Son quotidien est aussi devenu un enfer depuis que la question de l’héritage de son époux s’est posée. F. D a quitté la « grande famille ». Elle occupe désormais un petit appartement loué dans une cour commune à Bamako. Elle vit avec ses deux enfants de moins de 5 ans et fait de son mieux pour qu’ils ne soient pas affectés par l’absence de leur père, décédé il y a moins d’un an des suites d’un accident de la route. «J’éduquerai mes enfants à l’image de leur père qui était un homme bon et disponible pour tous, parents et amis », souffle-elle, visage aplati.
L’héritage laissé par son mari aurait pu suffire à baliser l’avenir de ses enfants.
Aujourd’hui, elle s’inquiète, mais s’accroche à ne pas flancher. Elle est déterminée à ne pas laisser sa belle-famille faire main-basse sur ce que son époux a bâti à la sueur de son front. Pour dissimiler sa peine, les yeux embués de larmes, F. D accroche quelques regards fictifs sur des objets dans son salon. Elle se souvient de son premier contact avec l’Association des femmes battues. «J’étais désespérée. Ma belle famille me mettait la pression pour que je laisse la gestion des biens laissés par mon mari à mon beau père. Je n’ai pas cédé à la pression ». Sa détermination l’a mise à dos avec sa belle famille, mais aussi causé son expulsion de la maison. « De son vivant, mon mari prenait en charge toute la famille, ses parents, ses frères et sœurs et leurs enfants compris. Après sa mort, c’est son capital décès qui a été utilisé pour achever la construction de la maison qu’il avait commencée. Son petit frère nouvellement marié occupe maintenant cette maison», relate-t-elle. Rouvrant quelques instants le rêve de son défunt mari, elle souligne que ce dernier avait accepté de renoncer à un poste nominatif ailleurs pour être auprès de ses parents. Le lourd présent la tenaille, réveille ses vieilles blessures: « Les membres de la famille m’ont informée qu’ils ne pouvaient pas prendre en charge mes enfants après le décès de leur père. J’ai appris que je devais quitter la maison, parce que le terrain sur lequel mes enfants et moi habitions portait le nom de mon beau-père. Je suis partie durant ma période de veuvage ».

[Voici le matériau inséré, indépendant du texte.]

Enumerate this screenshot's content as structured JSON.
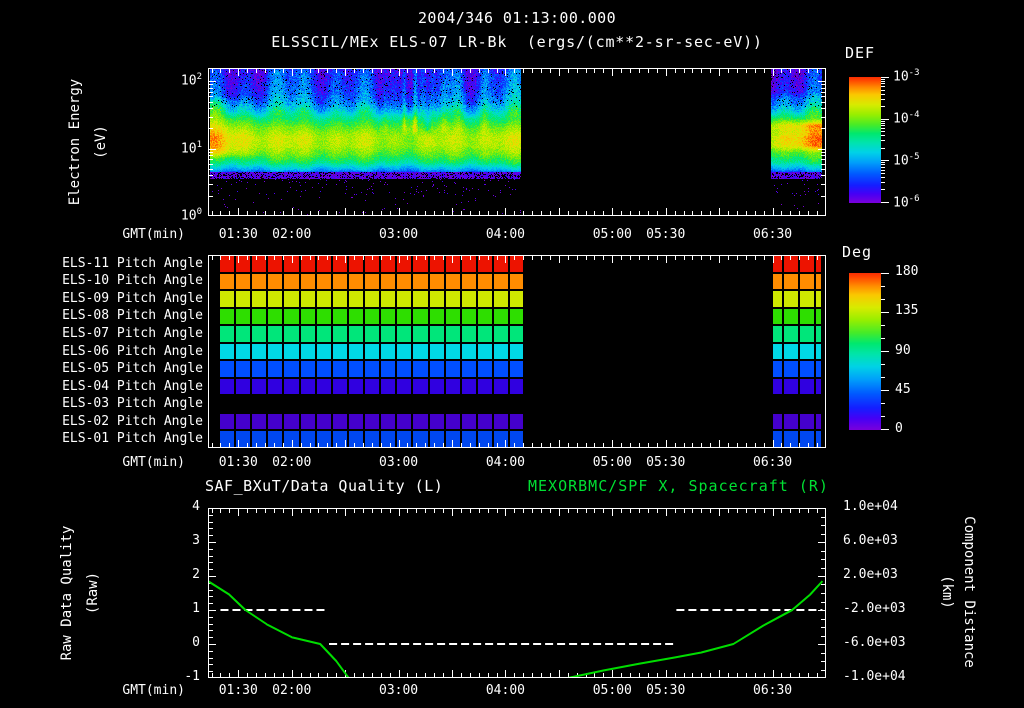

Le cas de F. D est un exemple parmi une multitude qui assaille les veuves à Bamako et dans les villages. Le rapport du Système de gestion des informations sur les violences basées sur le genre (GBVIMS), mis en œuvre au Mali par le Sous Cluster, rapporte que 572 violences basées sur le genre (VBG) ont été rapportées pendant le deuxième trimestre de 2017, dont 14 % constituent des violences psychologiques.
En 2015, l’Enquête démographique et de santé du Mali notait 1 468 cas de VBG, dont 292 cas de dénis de ressources et d’opportunités et plus de 230 cas de violences psychologiques. Violentée au plan économique, psychologique (sans compter les violences physiques pour d’autres femmes), F. D n’a pas lâché prise. Avec le soutien de son avocat, elle a tapé à la porte de l’Association des femmes battues qui lui apporte une assistance psychosociale et juridique. Sa famille et l’employeur de son défunt mari ne l’ont pas laissée tomber non plus. Ainsi, elle arrive à s’occuper de ses enfants. Grâce à ses économies, elle a engagé un avocat pour suivre les démarches au niveau des assurances.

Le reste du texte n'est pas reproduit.